Zero Trust
Security model that doesn't implicitly trust any user or system, verifying every request regardless of its origin inside or outside the network.
seed#zero-trust#security#identity#network#authentication#authorization
What it is
Zero Trust is a security model based on "never trust, always verify." Unlike the traditional perimeter model (trust everything inside the network), Zero Trust verifies every request regardless of its origin.
Principles
- Verify explicitly: authenticate and authorize every request
- Least privilege: give only necessary permissions
- Assume breach: design as if the attacker is already inside
Pillars
- Identity: strong authentication (MFA, passwordless)
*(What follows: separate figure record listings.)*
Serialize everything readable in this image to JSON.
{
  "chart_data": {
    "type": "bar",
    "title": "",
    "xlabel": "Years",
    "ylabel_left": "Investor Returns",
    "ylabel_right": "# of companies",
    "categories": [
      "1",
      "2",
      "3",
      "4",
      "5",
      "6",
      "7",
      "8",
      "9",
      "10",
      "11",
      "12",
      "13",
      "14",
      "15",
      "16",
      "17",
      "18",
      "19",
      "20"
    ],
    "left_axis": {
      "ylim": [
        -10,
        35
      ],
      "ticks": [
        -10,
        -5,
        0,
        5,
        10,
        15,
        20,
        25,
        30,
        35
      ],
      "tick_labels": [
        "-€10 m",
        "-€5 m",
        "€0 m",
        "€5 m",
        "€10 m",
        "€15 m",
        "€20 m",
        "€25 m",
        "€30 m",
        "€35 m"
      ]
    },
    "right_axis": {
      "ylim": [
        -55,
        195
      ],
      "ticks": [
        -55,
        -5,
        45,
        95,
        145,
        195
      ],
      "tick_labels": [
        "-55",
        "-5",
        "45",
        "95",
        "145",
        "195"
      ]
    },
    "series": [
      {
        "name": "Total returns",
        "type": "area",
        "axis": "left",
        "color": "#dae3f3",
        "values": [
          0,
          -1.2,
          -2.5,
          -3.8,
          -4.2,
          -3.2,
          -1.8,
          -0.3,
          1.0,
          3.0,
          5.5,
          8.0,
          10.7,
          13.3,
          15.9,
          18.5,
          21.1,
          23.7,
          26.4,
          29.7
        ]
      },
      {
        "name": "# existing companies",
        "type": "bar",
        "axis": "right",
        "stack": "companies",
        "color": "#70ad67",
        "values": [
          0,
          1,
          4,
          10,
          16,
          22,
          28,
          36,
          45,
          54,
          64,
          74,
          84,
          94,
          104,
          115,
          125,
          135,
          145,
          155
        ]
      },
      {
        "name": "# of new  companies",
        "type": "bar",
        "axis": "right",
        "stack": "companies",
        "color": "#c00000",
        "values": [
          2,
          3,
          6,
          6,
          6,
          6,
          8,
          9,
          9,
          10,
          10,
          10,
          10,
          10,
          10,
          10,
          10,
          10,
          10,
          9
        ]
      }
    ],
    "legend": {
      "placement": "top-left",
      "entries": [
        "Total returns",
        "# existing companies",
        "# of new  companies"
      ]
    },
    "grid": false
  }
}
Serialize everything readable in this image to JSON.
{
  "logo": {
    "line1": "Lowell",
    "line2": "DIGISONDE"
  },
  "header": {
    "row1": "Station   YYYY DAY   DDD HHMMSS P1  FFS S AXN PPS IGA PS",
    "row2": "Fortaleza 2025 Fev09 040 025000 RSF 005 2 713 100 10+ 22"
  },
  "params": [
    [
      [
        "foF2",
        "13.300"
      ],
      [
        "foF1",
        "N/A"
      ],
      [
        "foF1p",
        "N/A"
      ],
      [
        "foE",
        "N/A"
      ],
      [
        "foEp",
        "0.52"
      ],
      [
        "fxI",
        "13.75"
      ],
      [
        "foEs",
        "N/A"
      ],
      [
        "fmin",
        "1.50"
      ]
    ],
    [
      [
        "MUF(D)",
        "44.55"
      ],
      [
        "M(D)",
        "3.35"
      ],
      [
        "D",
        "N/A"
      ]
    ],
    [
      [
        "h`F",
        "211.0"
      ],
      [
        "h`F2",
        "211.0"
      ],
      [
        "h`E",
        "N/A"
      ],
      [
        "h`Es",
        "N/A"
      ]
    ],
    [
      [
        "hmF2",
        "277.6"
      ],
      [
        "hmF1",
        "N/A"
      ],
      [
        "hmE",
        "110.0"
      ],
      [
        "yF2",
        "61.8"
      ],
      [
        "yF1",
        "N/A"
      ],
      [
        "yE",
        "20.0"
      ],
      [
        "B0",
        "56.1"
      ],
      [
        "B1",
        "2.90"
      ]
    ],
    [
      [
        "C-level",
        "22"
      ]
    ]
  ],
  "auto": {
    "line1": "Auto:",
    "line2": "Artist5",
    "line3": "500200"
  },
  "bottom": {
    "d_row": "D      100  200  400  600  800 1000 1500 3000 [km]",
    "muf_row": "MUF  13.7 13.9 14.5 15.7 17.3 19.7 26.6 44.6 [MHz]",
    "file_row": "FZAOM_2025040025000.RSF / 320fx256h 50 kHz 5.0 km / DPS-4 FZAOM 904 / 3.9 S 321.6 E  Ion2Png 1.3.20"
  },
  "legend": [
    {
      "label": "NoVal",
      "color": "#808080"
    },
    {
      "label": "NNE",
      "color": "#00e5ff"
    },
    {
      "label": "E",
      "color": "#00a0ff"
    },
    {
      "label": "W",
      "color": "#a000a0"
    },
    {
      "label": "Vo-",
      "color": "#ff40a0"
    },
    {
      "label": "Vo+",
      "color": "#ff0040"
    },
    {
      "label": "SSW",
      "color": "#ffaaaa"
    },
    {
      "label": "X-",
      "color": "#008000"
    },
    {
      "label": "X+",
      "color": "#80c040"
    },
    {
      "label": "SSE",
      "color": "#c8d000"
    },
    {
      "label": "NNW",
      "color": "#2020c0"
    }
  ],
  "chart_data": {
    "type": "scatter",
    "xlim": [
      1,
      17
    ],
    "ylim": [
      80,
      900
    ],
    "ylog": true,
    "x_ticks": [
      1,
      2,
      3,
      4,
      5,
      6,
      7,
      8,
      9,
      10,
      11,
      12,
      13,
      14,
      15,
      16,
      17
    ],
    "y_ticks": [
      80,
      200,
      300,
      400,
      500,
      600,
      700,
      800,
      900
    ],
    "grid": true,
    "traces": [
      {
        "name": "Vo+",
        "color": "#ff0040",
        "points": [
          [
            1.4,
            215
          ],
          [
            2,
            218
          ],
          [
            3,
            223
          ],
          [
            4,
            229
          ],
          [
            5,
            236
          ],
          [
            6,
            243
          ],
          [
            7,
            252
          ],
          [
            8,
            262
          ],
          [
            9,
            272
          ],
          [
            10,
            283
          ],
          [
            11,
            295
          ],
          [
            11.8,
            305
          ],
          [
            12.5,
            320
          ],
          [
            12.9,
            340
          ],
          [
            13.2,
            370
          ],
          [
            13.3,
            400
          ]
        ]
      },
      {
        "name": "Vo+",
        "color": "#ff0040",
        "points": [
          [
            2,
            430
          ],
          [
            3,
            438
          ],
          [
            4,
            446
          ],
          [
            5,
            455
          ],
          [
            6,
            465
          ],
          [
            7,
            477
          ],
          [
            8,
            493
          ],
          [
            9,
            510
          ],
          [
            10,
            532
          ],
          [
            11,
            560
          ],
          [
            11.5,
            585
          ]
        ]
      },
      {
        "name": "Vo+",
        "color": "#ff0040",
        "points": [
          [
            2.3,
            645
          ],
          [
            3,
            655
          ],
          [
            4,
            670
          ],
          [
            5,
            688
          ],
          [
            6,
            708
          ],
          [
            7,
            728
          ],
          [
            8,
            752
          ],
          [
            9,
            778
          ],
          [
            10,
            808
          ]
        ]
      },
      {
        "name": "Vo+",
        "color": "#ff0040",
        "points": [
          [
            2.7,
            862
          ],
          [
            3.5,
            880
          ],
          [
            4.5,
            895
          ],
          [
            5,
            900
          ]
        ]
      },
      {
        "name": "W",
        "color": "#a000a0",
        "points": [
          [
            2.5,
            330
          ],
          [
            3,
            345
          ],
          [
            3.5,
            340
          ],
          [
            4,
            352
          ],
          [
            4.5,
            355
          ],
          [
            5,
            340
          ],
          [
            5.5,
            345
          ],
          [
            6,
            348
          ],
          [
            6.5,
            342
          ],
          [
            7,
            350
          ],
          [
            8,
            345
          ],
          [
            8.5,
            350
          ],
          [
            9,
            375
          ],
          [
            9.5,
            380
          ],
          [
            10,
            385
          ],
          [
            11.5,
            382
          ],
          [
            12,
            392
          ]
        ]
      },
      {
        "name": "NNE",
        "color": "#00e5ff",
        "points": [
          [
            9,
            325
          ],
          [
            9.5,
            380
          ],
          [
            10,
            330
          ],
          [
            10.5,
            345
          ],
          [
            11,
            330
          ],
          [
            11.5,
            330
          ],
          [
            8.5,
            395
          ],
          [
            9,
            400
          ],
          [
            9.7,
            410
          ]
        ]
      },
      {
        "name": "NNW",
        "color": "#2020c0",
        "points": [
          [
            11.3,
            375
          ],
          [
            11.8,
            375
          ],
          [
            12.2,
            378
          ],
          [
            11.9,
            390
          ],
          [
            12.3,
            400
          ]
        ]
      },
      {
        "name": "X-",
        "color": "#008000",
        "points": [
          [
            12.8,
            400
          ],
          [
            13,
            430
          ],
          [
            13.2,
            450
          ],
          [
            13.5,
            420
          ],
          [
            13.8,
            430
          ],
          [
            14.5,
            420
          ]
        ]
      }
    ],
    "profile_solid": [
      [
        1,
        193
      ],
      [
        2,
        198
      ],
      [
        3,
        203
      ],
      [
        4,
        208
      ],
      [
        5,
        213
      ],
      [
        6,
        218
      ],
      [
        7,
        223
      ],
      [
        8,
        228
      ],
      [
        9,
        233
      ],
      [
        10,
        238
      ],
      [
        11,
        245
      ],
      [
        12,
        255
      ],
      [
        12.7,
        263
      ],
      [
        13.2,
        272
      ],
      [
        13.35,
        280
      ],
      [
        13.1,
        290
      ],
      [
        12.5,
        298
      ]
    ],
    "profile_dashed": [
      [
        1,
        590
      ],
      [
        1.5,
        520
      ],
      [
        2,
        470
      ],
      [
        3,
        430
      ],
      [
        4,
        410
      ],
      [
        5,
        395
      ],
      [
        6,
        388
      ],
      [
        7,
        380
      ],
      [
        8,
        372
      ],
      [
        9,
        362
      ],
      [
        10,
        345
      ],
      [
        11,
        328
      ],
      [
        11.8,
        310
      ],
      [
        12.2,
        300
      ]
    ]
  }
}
- Devices: verify device state and compliance
- Network: microsegmentation, don't trust internal network
- Applications: identity-based access, not network-based
- Data: classification and protection of sensitive data
Implementation
- Identity-aware proxies (BeyondCorp, Cloudflare Access)
- Service mesh with mTLS
- Context-based access policies
- Exhaustive logging and monitoring
Perimeter model vs zero trust
| Aspect | Traditional perimeter | Zero Trust |
|---|---|---|
| Trust | Implicit inside the network | None — always verify |
| Access | VPN + firewall | Identity-aware proxy |
| Segmentation | VLANs, subnets | Per-service microsegmentation |
| Authentication | Once (entering the network) | Every request |
| Lateral movement | Easy once inside | Blocked by default |
| Remote work | Requires VPN | Native — location is irrelevant |
Adoption steps
- Identity inventory: map users, services, and devices
- MFA everywhere: multi-factor authentication as a requirement, not an option
- Microsegmentation: isolate services with service mesh and mTLS
- Contextual access policies: evaluate identity + device + location + time
- Continuous monitoring: detect anomalies in access patterns
Why it matters
The perimeter security model assumes everything inside the network is trustworthy. Zero trust eliminates that assumption: every request is authenticated and authorized regardless of its origin. It is the security model that reflects the reality of distributed systems and remote work.
References
- BeyondCorp — Google's implementation.
- NIST Zero Trust Architecture — SP 800-207.
- CISA Zero Trust Maturity Model — CISA, 2023. Maturity model for zero trust implementation.